Germans Embrace Ventilating Rooms to Ward of Coronavirus

Germans embrace ventilating rooms to ward of coronavirus

The German government is embracing ventilating rooms to ward off coronavirus and manage it better. The air hygiene experts of the country asked the government to make this official for months. The latest updates give them a sigh of relief, as their strategy was accepted as it works.

The Germans have a habit of opening their windows two times a day. They follow this like a custom and even do it during winters. Many times, the requirement is mandatory in rental agreements to prevent bad smell and molds.

Angela Merkel, the Chancellor of Germany, said that the approach might look primitive, but it is cheap and effective. The custom can help people anywhere in the world to reduce the spread of the virus.

How can ventilating rooms keep the virus away?

Merkel stressed the importance of following the government guidelines to handle the virus spread. She said that distancing, face covering, and hygiene are the three most important aspects. They extend their ‘AHA’ to ‘AHACL,’ where C stands for coronavirus warning by the government, and L for Lüften (ventilating rooms). With constant ventilation in public and private rooms, there are fewer chances of danger from virus spread.

Stosslüften or impact ventilation is what Germany is preaching the whole world. It is a term used by air hygiene experts and involves opening windows every morning and evening. People across the globe should do this even for five minutes. It helps air circulation and let the virus keep away, unlike closed spaces.

The process of cross ventilation, known as Querlüften in German, is even better for this strategy. In this case, all the windows in an apartment are opened to let the stale airflow out and allow fresh to come in.

How can the German practice of ventilating rooms reduce the rate of infections?

German windows are usually designed with hinge technology, allowing residents to open the windows in any direction. It also varies in degrees that help impact ventilation work.

After several months into the pandemic, we know that people staying indoors have more chances of getting infected. Since winter is around the corner, it is more important for people to take measures against the spread.

Christian Drosten, the leading coronavirus expert from Germany, shared an edition of a pandemic podcast. He is also the head virologist from Charité hospital, Berlin, and explains a lot about air rarefaction and circulation in his podcast. Through his podcasts, he talks about frequent airing that helps people follow the practice all the more.

The weekly online news publishers, Die Zeit, sent out a 10-page long feature talking about ventilating. They include scientific aspects behind that and also tips to do it through winters.

Martin Kriegel, an air current analyst and engineer from Technical University, Berlin, spoke to Die Zeit. He said that there is sheer proof about air quality at offices and how it correlates to the number of days their workers take leave due to sickness.

How will schools in Germany include air circulation practices?

For years, schools have been the testing ground for people to understand how to live with diseases. Now, even they have included the practice of ventilation. At a recent gathering for education ministers in Germany, 16 states talked about ways to ventilate classrooms.

There were five experts, including indoor air hygienists, aerodynamicists, and fluid mechanics, who educated the people of airing rooms for 20 minutes. It is mandatory to do so for five minutes during autumn and spring, and three minutes for winters.

Although the practice has been common for people in Germany, many think it is a reason to worry during winters. Many citizens can say that people die from cold, but they don’t die from bad smell. Thus, they might also be the people who wouldn’t want to open their windows during winters.

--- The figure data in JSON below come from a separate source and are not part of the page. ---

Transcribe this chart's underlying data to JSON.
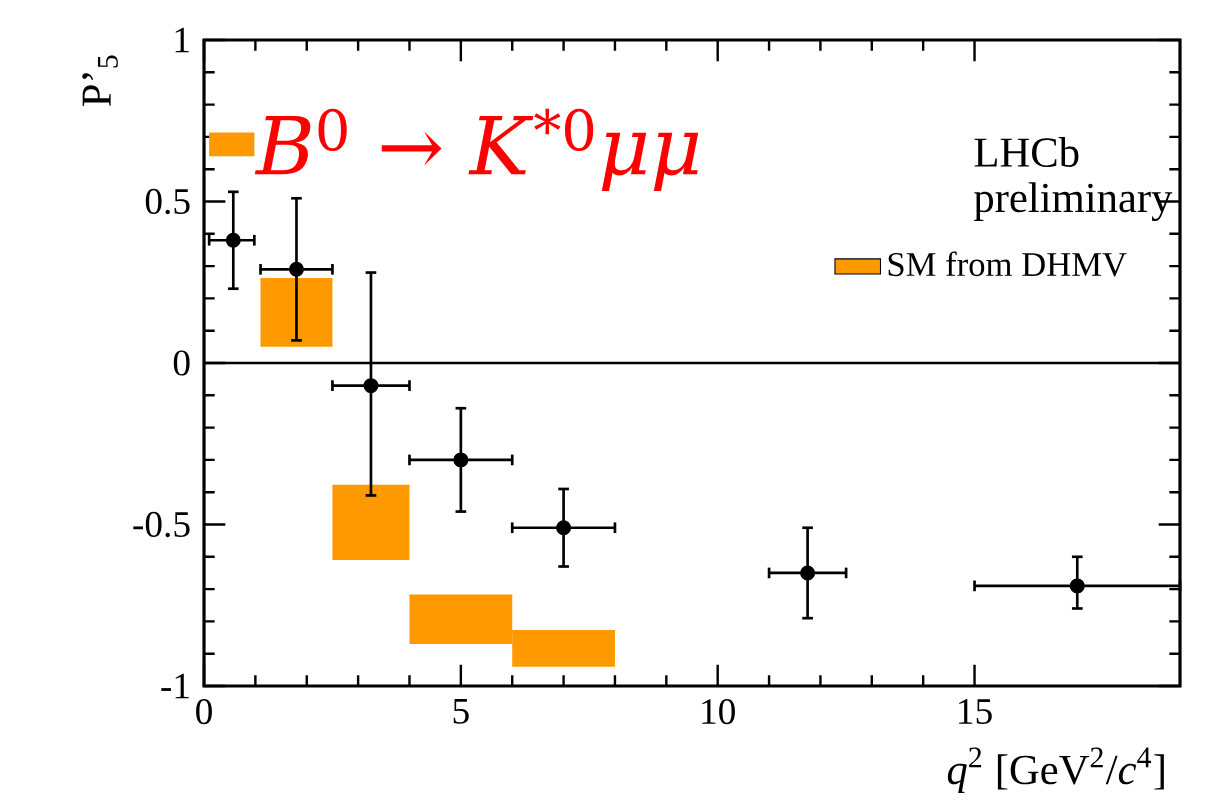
{
  "chart_data": {
    "type": "scatter",
    "xlabel": "*q*$^{2}$ [GeV$^{2}$/*c*$^{4}$]",
    "ylabel": "P’$_{5}$",
    "annotations": [
      "*B*$^{0}$ → *K*$^{*0}$*μμ*",
      "LHCb preliminary"
    ],
    "xlim": [
      0,
      19
    ],
    "ylim": [
      -1,
      1
    ],
    "xticks": [
      0,
      5,
      10,
      15
    ],
    "yticks": [
      -1,
      -0.5,
      0,
      0.5,
      1
    ],
    "ref_lines": [
      {
        "axis": "y",
        "value": 0,
        "color": "#000000"
      }
    ],
    "legend": "top right",
    "marker": "circle",
    "series": [
      {
        "color": "#000000",
        "x": [
          0.57,
          1.8,
          3.25,
          5,
          7,
          11.75,
          17
        ],
        "values": [
          0.38,
          0.29,
          -0.07,
          -0.3,
          -0.51,
          -0.65,
          -0.69
        ],
        "errors": [
          [
            0.23,
            0.53
          ],
          [
            0.07,
            0.51
          ],
          [
            -0.41,
            0.28
          ],
          [
            -0.46,
            -0.14
          ],
          [
            -0.63,
            -0.39
          ],
          [
            -0.79,
            -0.51
          ],
          [
            -0.76,
            -0.6
          ]
        ],
        "xerrors": [
          [
            0.1,
            0.98
          ],
          [
            1.1,
            2.5
          ],
          [
            2.5,
            4
          ],
          [
            4,
            6
          ],
          [
            6,
            8
          ],
          [
            11,
            12.5
          ],
          [
            15,
            19
          ]
        ]
      },
      {
        "type": "bar",
        "name": "SM from DHMV",
        "color": "#ff9900",
        "x": [
          0.54,
          1.8,
          3.25,
          5,
          7
        ],
        "base": [
          0.64,
          0.05,
          -0.61,
          -0.87,
          -0.94
        ],
        "values": [
          0.07,
          0.21,
          0.23,
          0.15,
          0.11
        ],
        "xerrors": [
          [
            0.1,
            0.98
          ],
          [
            1.1,
            2.5
          ],
          [
            2.5,
            4
          ],
          [
            4,
            6
          ],
          [
            6,
            8
          ]
        ]
      }
    ]
  }
}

A primary school teacher of 34 from Cologne said that opening windows is often a complaint. Helen said many people oppose when windows are down in offices or inside a train. They complain is that it feels draughty. While many Germans like to open their windows, many obsess draughtiness. Moreover, this also the reason why many Germans wear scarves.

The lady follows the guidelines and ventilates her classrooms every 20 minutes. She said that he enjoys airing the rooms regularly, and she follows the same at home. Helen understands why it important to do it all the more during the coronavirus pandemic. But she is also concerned about keeping up with her kids during winter months while airing rooms.